ISTM that the BBC is getting about equal stick from those complaining it is too Brexit-friendly (lots of airtime for the likes of Farage) and from those complaining that its coverage is too negatively anti-Brexit. Which suggests, to me at least, that they are geetting the balance about right. The acid test, as always, is 'does it piss off the Daily Mail?' If it does, it can't be far wrong.
 
True, Dec, I am a mere pleb. He is possibly in the London elite and will be perceived as being more credible than me. But my cynicism is born from close experience. DTI management would often scrabble around looking for info to prove a point, much of which would float to the top for people like him. I was once asked on a panel that included the ambassador to Saudi to discuss objective assessment of countries in the middle east. I put up some data that showed Saudi as being difficult and therefore less attractive to UK companies as a potential export market than other middle east countries. The ambassador went mad and I got in trouble. Why? I was just being objective.

You may think I am incoherent and thick in comparison. I thought most people in DTI were just completely useless.
I think you have just, by the example you seem so proud to reference above, just how unsuited you were to whatever position you held.
 
Another thing is, I must have interviewed 5,000 companies in my 10 years at DTI. Loads of them hated the EU. My guess is more than half. I wish I knew exactly. Even if it was less than half, I don't recall one of them being interviewed in these kinds of documentaries.

.
Not being picky but you interviewed 2 or 3 companies a day for 10 years?
 
Not being picky but you interviewed 2 or 3 companies a day for 10 years?

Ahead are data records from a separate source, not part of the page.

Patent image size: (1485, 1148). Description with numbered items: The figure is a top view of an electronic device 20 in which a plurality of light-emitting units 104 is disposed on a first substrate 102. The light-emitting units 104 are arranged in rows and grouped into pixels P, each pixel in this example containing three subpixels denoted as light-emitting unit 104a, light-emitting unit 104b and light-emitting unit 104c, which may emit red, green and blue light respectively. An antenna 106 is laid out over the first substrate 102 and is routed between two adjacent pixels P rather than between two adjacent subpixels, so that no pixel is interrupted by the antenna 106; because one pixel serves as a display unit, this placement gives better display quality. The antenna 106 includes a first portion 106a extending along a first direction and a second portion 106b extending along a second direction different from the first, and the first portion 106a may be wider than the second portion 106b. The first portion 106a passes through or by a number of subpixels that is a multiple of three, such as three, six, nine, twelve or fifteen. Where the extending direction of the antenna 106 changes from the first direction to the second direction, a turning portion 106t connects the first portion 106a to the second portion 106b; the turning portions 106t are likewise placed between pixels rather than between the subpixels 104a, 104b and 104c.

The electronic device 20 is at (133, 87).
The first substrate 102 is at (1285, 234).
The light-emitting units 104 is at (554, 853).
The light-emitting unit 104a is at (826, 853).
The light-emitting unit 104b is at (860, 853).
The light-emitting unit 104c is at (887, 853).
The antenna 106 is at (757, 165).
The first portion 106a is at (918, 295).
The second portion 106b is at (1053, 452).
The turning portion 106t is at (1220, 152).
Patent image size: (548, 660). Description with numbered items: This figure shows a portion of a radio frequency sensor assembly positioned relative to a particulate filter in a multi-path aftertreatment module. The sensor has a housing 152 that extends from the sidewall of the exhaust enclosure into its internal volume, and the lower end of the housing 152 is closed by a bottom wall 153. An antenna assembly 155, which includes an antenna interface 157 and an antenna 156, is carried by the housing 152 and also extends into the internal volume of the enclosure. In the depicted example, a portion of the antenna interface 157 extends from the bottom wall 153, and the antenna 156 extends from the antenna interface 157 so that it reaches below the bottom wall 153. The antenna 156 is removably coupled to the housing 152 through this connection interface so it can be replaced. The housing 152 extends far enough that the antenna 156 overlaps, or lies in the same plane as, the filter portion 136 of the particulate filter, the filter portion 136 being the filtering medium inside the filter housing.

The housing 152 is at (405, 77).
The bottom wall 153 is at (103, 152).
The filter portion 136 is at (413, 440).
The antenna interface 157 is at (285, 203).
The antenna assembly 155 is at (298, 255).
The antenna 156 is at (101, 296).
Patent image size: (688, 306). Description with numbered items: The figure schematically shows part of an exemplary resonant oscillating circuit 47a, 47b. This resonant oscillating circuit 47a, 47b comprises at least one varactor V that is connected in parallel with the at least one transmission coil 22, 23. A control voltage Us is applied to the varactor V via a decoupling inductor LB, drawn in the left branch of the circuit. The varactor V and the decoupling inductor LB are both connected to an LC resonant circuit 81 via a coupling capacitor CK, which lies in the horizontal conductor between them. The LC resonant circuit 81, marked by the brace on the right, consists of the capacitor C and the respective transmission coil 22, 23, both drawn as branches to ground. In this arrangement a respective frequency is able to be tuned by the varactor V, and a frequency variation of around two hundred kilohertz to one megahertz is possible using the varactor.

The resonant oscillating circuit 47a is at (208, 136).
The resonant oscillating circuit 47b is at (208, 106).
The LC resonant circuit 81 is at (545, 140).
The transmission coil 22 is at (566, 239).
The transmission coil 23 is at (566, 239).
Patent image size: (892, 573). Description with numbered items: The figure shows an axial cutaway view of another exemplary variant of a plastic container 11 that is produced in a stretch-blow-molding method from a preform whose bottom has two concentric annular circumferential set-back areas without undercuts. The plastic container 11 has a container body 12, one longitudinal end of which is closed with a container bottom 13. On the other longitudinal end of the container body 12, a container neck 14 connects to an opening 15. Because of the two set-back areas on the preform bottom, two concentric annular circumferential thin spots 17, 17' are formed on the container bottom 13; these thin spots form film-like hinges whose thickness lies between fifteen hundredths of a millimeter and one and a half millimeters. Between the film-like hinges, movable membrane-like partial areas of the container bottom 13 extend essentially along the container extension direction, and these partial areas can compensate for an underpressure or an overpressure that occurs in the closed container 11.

'It's a dirty job, but someone's got to do it'. Plus, presumably there were other duties involved as well as interviewing companies? I must have interviewed hundreds of candidates for jobs over the years, but that was in amongst many other tasks, all far too tedious to describe.
 
'It's a dirty job, but someone's got to do it'. Plus, presumably there were other duties involved as well as interviewing companies? I must have interviewed hundreds of candidates for jobs over the years, but that was in amongst many other tasks, all far too tedious to describe.
I was asking richglib. My point was just how feasible it would be to interview 2 or 3 companies a day in a 5 day civil service week? If it were some telephone type survey, then OK. If face to face, with associated travel time depending on which region he worked in, perhaps not so easy.

Perhaps the guy who did it can tell us?